1 januari 2000 door Ward van Alphen

Dochter van 5 heeft verlatingsangst

Onze dochter van vijf heeft sinds enige tijd last van dat telkens als ik wegga ze behoorlijk begint te huilen. Ook op school komt steeds de vraag terug of ik haar nog wel kom halen. Zelfs als papa thuis is en ik met de hond uitga begint ze te huilen.

Wat moet ik hiermee? Ik heb haar uitgelegd dat ik terugkom, en dat ik haar van school kom halen. Ik ben een beetje ten einde raad.

Antwoord

Waar uw dochtertje last van heeft, lijkt het meest op wat we separatie-angst noemen. Hierbij draait het om angst voor verlating door degene aan wie het kind het meest gehecht is.

Op jongere leeftijd -- ongeveer rond het eerste levensjaar -- maakt dit soort angst deel uit van de normale ontwikkeling. Een kind leert na een tijdje dat het er gerust op kan zijn dat de ouder niet voor altijd weggaat, maar weer terug komt, en dat de situatie ook zonder de favoriete verzorger veilig is. Op latere leeftijd zie je zo'n angst wel eens terugkomen onder stressvolle omstandigheden, zoals een ziekenhuisopname, "voor 't eerst naar school", etc. Maar dan gaat de angst weer over als de stress voorbij is, of als het kind aan de omstandigheden gewend is.

Wanneer deze angst nu geruime tijd aanhoudt, in verschillende omstandigheden gaat optreden, en er voor zorgt dat een kind op belangrijke gebieden slechter gaat functioneren, kan je spreken van een angst-stoornis.
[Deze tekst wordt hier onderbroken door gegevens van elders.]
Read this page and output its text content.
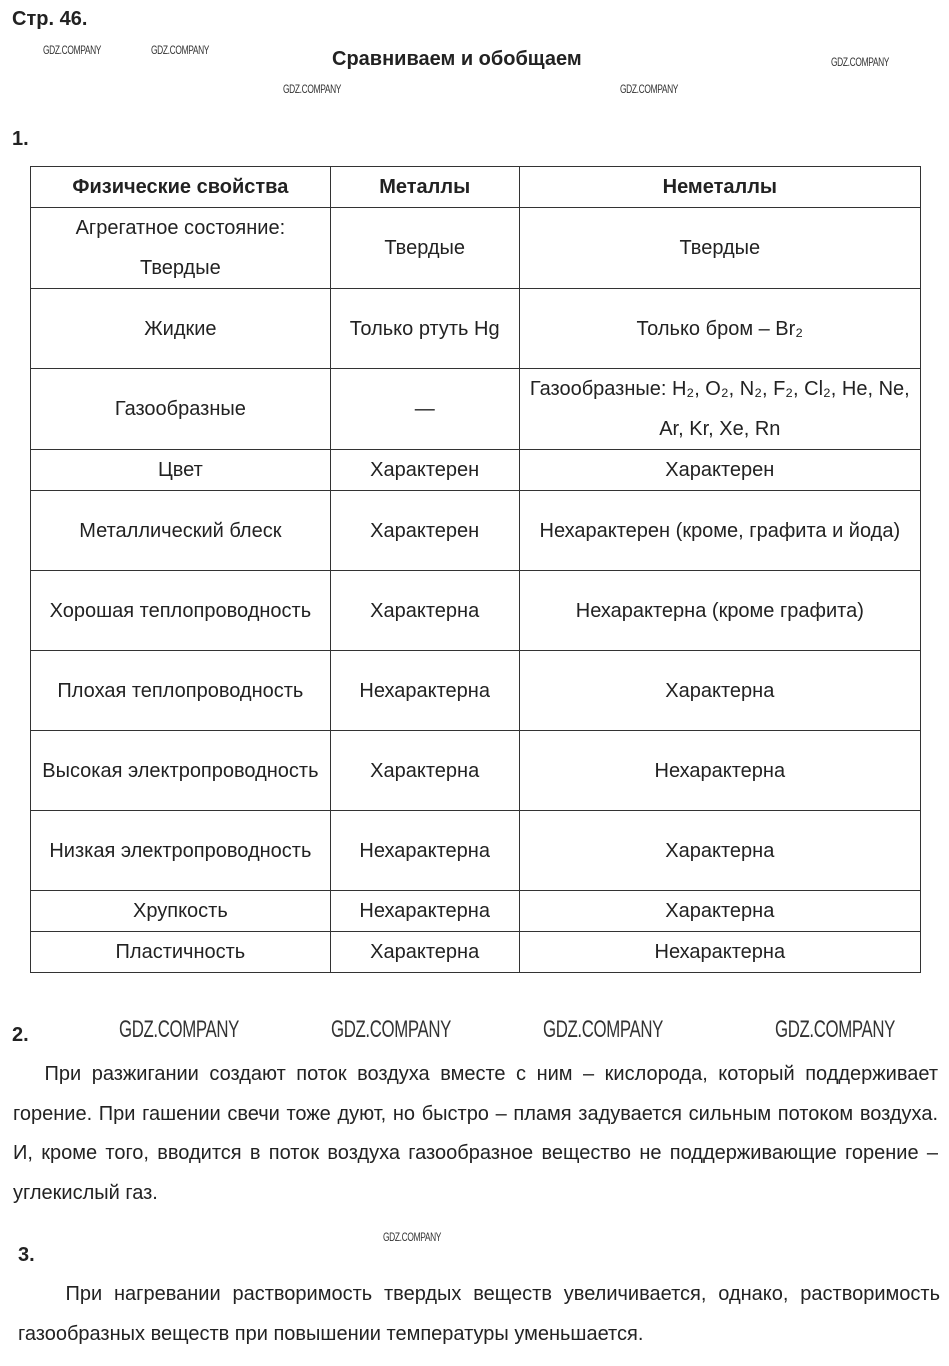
Стр. 46.
Сравниваем и обобщаем
1.
Физические свойства	Металлы	Неметаллы
Агрегатное состояние: Твердые	Твердые	Твердые
Жидкие	Только ртуть Hg	Только бром – Br₂
Газообразные	—	Газообразные: H₂, O₂, N₂, F₂, Cl₂, He, Ne, Ar, Kr, Xe, Rn
Цвет	Характерен	Характерен
Металлический блеск	Характерен	Нехарактерен (кроме, графита и йода)
Хорошая теплопроводность	Характерна	Нехарактерна (кроме графита)
Плохая теплопроводность	Нехарактерна	Характерна
Высокая электропроводность	Характерна	Нехарактерна
Низкая электропроводность	Нехарактерна	Характерна
Хрупкость	Нехарактерна	Характерна
Пластичность	Характерна	Нехарактерна
2.
При разжигании создают поток воздуха вместе с ним – кислорода, который поддерживает горение. При гашении свечи тоже дуют, но быстро – пламя задувается сильным потоком воздуха. И, кроме того, вводится в поток воздуха газообразное вещество не поддерживающие горение – углекислый газ.
3.
При нагревании растворимость твердых веществ увеличивается, однако, растворимость газообразных веществ при повышении температуры уменьшается.
GDZ.COMPANY	GDZ.COMPANY
GDZ.COMPANY
GDZ.COMPANY	GDZ.COMPANY
GDZ.COMPANY	GDZ.COMPANY	GDZ.COMPANY	GDZ.COMPANY
GDZ.COMPANY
De oorzaak of aanleiding hiervan kan heel verschillend zijn. Er kan aanleg voor zijn: sommige kinderen zijn gevoeliger dan andere. Soms is er iets bijzonders voorgevallen in het leven. Er kan sprake zijn van bepaalde spanningsbronnen (bij voorbeeld als een kind niet kan meekomen op school).

Ook de reactie van de ouders kan een rol spelen. Als je als ouder erg onder de indruk raakt van de angst van je kind -- wat soms heel goed voorstelbaar is --, kan je minder goed een geruststellende houding uitstralen waaraan een kind zich kan optrekken.

De psycho-analytische theorie zegt dat een kind angstig kan worden voor eigen agressieve gevoelens en gedachten naar de verzorger toe. Een kind gaat ontdekken dat het ook een eigen weg wil gaan, zich zelfs wil afzetten tegen de verzorger, krijgt allerlei vijandige impulsen, wordt tegelijkertijd bang dat de verzorger daar boos over wordt en het kind in de steek zal laten. Als reactie daarop wil het kind juist dicht in de buurt van de verzorger blijven, aldus de psycho-analytici.

Hoe kunt u hier als ouder het beste mee omgaan? Het is niet goed om er met uw dochtertje diep op in te gaan. Met praten komt u er vaak toch niet achter, en ze is ook nog te jong om met woorden op andere gedachten gebracht te worden (één keer zeggen dat u terugkomt is voldoende).

Het is ook niet verstandig om de omstandigheden waarin uw dochtertje angstig wordt te gaan vermijden. Dit zal de angst op den duur doen toenemen. Het gaat om het bieden van voldoende, maar niet te veel veiligheid, en het helpen met zelfstandig worden. Gewenst gedrag (bij voorbeeld "naar school gaan" of in een later stadium "naar school gaan en niet huilen"), zou u kunnen gaan versterken door complimentjes of beloninkjes.

Van belang is om voldoende aandacht te hebben voor dingen die wèl goed gaan of leuk zijn. En hopelijk kunt u er als ouder zelf een beetje rustig onder blijven. Dit is natuurlijk niet eenvoudig, maar het kan uw dochtertje helpen om zich te spiegelen aan een reëelere, "volwassen" kijk op de wereld: school is niet eng, en er gebeurt niets verschrikkelijks als u met de hond gaat wandelen.

Succes ermee, en het spreekt voor zich dat u hulp moet zoeken als dit nog lang aanhoudt of als het functioneren van uw dochter op belangrijke gebieden verder spaak gaat lopen.